The legislation itself is new but has been in the works for the past 5 years. The CASL is enforced by the Canadian Radio-television and Telecommunications Commission (CRTC), Competition Bureau and the Office of the Privacy Commissioner. These governing bodies make the legislation apply to all companies based in Canada, and anyone in correspondence with Canadians. Failure to adjust your email marketing to comply with the new laws could end up putting your business in a bad financial spot.
It is designed to reduce the amount of unwanted emails individuals receive.

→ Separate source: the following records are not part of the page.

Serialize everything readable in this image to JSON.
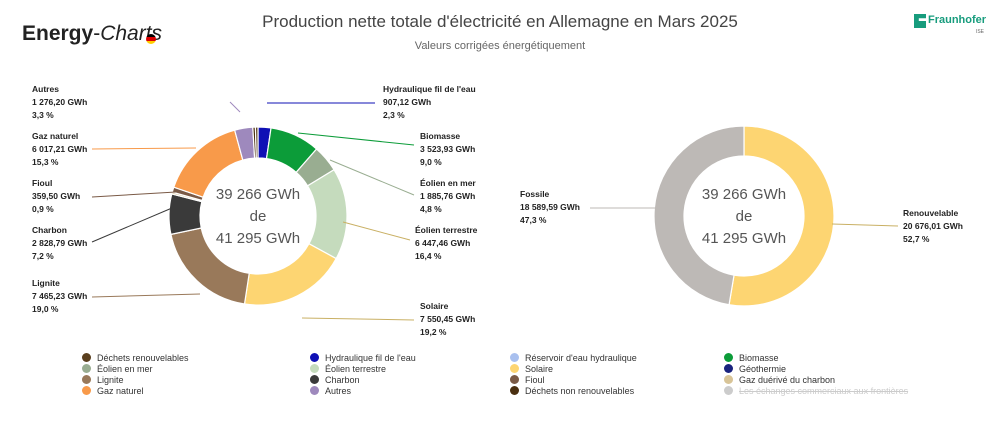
{
  "header": {
    "logo_main": "Energy",
    "logo_dash": "-",
    "logo_sub": "Charts",
    "title": "Production nette totale d'électricité en Allemagne en Mars 2025",
    "subtitle": "Valeurs corrigées énergétiquement",
    "brand_name": "Fraunhofer",
    "brand_sub": "ISE",
    "flag_colors": [
      "#000000",
      "#dd0000",
      "#ffce00"
    ]
  },
  "chart_data": [
    {
      "type": "pie",
      "donut": true,
      "center_lines": [
        "39 266 GWh",
        "de",
        "41 295 GWh"
      ],
      "series": [
        {
          "name": "Déchets renouvelables",
          "value_gwh": 0,
          "value_label": "",
          "share_label": "",
          "color": "#5a3f1e",
          "labeled": false
        },
        {
          "name": "Hydraulique fil de l'eau",
          "value_gwh": 907.12,
          "value_label": "907,12 GWh",
          "share_label": "2,3 %",
          "color": "#0f10b5",
          "labeled": true
        },
        {
          "name": "Biomasse",
          "value_gwh": 3523.93,
          "value_label": "3 523,93 GWh",
          "share_label": "9,0 %",
          "color": "#0c9c39",
          "labeled": true
        },
        {
          "name": "Éolien en mer",
          "value_gwh": 1885.76,
          "value_label": "1 885,76 GWh",
          "share_label": "4,8 %",
          "color": "#99ad91",
          "labeled": true
        },
        {
          "name": "Éolien terrestre",
          "value_gwh": 6447.46,
          "value_label": "6 447,46 GWh",
          "share_label": "16,4 %",
          "color": "#c5dbbd",
          "labeled": true
        },
        {
          "name": "Solaire",
          "value_gwh": 7550.45,
          "value_label": "7 550,45 GWh",
          "share_label": "19,2 %",
          "color": "#fdd572",
          "labeled": true
        },
        {
          "name": "Lignite",
          "value_gwh": 7465.23,
          "value_label": "7 465,23 GWh",
          "share_label": "19,0 %",
          "color": "#99795a",
          "labeled": true
        },
        {
          "name": "Charbon",
          "value_gwh": 2828.79,
          "value_label": "2 828,79 GWh",
          "share_label": "7,2 %",
          "color": "#3a3a3a",
          "labeled": true
        },
        {
          "name": "Gaz duérivé du charbon",
          "value_gwh": 130,
          "value_label": "",
          "share_label": "",
          "color": "#d8c497",
          "labeled": false
        },
        {
          "name": "Fioul",
          "value_gwh": 359.5,
          "value_label": "359,50 GWh",
          "share_label": "0,9 %",
          "color": "#7a5a46",
          "labeled": true
        },
        {
          "name": "Gaz naturel",
          "value_gwh": 6017.21,
          "value_label": "6 017,21 GWh",
          "share_label": "15,3 %",
          "color": "#f89a4a",
          "labeled": true
        },
        {
          "name": "Autres",
          "value_gwh": 1276.2,
          "value_label": "1 276,20 GWh",
          "share_label": "3,3 %",
          "color": "#9e89bd",
          "labeled": true
        },
        {
          "name": "Déchets non renouvelables",
          "value_gwh": 180,
          "value_label": "",
          "share_label": "",
          "color": "#4a2f10",
          "labeled": false
        },
        {
          "name": "Déchets renouvelables",
          "value_gwh": 180,
          "value_label": "",
          "share_label": "",
          "color": "#5a3f1e",
          "labeled": false
        }
      ]
    },
    {
      "type": "pie",
      "donut": true,
      "center_lines": [
        "39 266 GWh",
        "de",
        "41 295 GWh"
      ],
      "series": [
        {
          "name": "Renouvelable",
          "value_gwh": 20676.01,
          "value_label": "20 676,01 GWh",
          "share_label": "52,7 %",
          "color": "#fdd572",
          "labeled": true
        },
        {
          "name": "Fossile",
          "value_gwh": 18589.59,
          "value_label": "18 589,59 GWh",
          "share_label": "47,3 %",
          "color": "#bdb9b6",
          "labeled": true
        }
      ]
    }
  ],
  "legend": [
    {
      "label": "Déchets renouvelables",
      "color": "#5a3f1e",
      "active": true
    },
    {
      "label": "Hydraulique fil de l'eau",
      "color": "#0f10b5",
      "active": true
    },
    {
      "label": "Réservoir d'eau hydraulique",
      "color": "#a9c0ef",
      "active": true
    },
    {
      "label": "Biomasse",
      "color": "#0c9c39",
      "active": true
    },
    {
      "label": "Éolien en mer",
      "color": "#99ad91",
      "active": true
    },
    {
      "label": "Éolien terrestre",
      "color": "#c5dbbd",
      "active": true
    },
    {
      "label": "Solaire",
      "color": "#fdd572",
      "active": true
    },
    {
      "label": "Géothermie",
      "color": "#1a237e",
      "active": true
    },
    {
      "label": "Lignite",
      "color": "#99795a",
      "active": true
    },
    {
      "label": "Charbon",
      "color": "#3a3a3a",
      "active": true
    },
    {
      "label": "Fioul",
      "color": "#7a5a46",
      "active": true
    },
    {
      "label": "Gaz duérivé du charbon",
      "color": "#d8c497",
      "active": true
    },
    {
      "label": "Gaz naturel",
      "color": "#f89a4a",
      "active": true
    },
    {
      "label": "Autres",
      "color": "#9e89bd",
      "active": true
    },
    {
      "label": "Déchets non renouvelables",
      "color": "#4a2f10",
      "active": true
    },
    {
      "label": "Les échanges commerciaux aux frontières",
      "color": "#cccccc",
      "active": false
    }
  ]
}
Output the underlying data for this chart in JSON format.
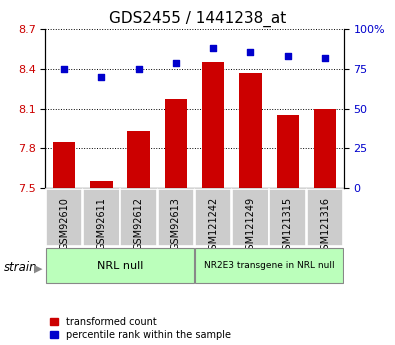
{
  "title": "GDS2455 / 1441238_at",
  "samples": [
    "GSM92610",
    "GSM92611",
    "GSM92612",
    "GSM92613",
    "GSM121242",
    "GSM121249",
    "GSM121315",
    "GSM121316"
  ],
  "transformed_count": [
    7.85,
    7.55,
    7.93,
    8.17,
    8.45,
    8.37,
    8.05,
    8.1
  ],
  "percentile_rank": [
    75,
    70,
    75,
    79,
    88,
    86,
    83,
    82
  ],
  "ylim_left": [
    7.5,
    8.7
  ],
  "ylim_right": [
    0,
    100
  ],
  "yticks_left": [
    7.5,
    7.8,
    8.1,
    8.4,
    8.7
  ],
  "yticks_right": [
    0,
    25,
    50,
    75,
    100
  ],
  "bar_color": "#cc0000",
  "dot_color": "#0000cc",
  "bar_width": 0.6,
  "group1_label": "NRL null",
  "group2_label": "NR2E3 transgene in NRL null",
  "group1_indices": [
    0,
    1,
    2,
    3
  ],
  "group2_indices": [
    4,
    5,
    6,
    7
  ],
  "group_bg_color": "#bbffbb",
  "sample_bg_color": "#cccccc",
  "legend_bar_label": "transformed count",
  "legend_dot_label": "percentile rank within the sample",
  "strain_label": "strain",
  "right_axis_label_color": "#0000cc",
  "left_axis_label_color": "#cc0000",
  "title_fontsize": 11,
  "tick_label_fontsize": 7,
  "axis_tick_fontsize": 8
}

While it might seem like a damper on your business’ email marketing campaign, demonstrating that your business is up-to-date with legislation and cares about its clients, reflects well from a consumer standpoint.
I should be fine, Someone Else is in Charge of my Company’s Marketing!
Email marketing and other electronic messaging software or applications, such as MailChimp, might not be aware of the new changes, as they are sometimes located in other countries. It is important to check in closely with your service provider and ensure you adjust your messages and settings accordingly to ensure compliance. The terms and conditions you signed onto with the company most likely include a clause that states that in the case of non-compliant terms, the liability is on you, not them.
If you have hired a third-party marketing company, there’s no harm in following up with your contact to ensure they are aware. Much like the conditions in software and application, it is your business that would be at fault if your marketing is not compliant with regulations.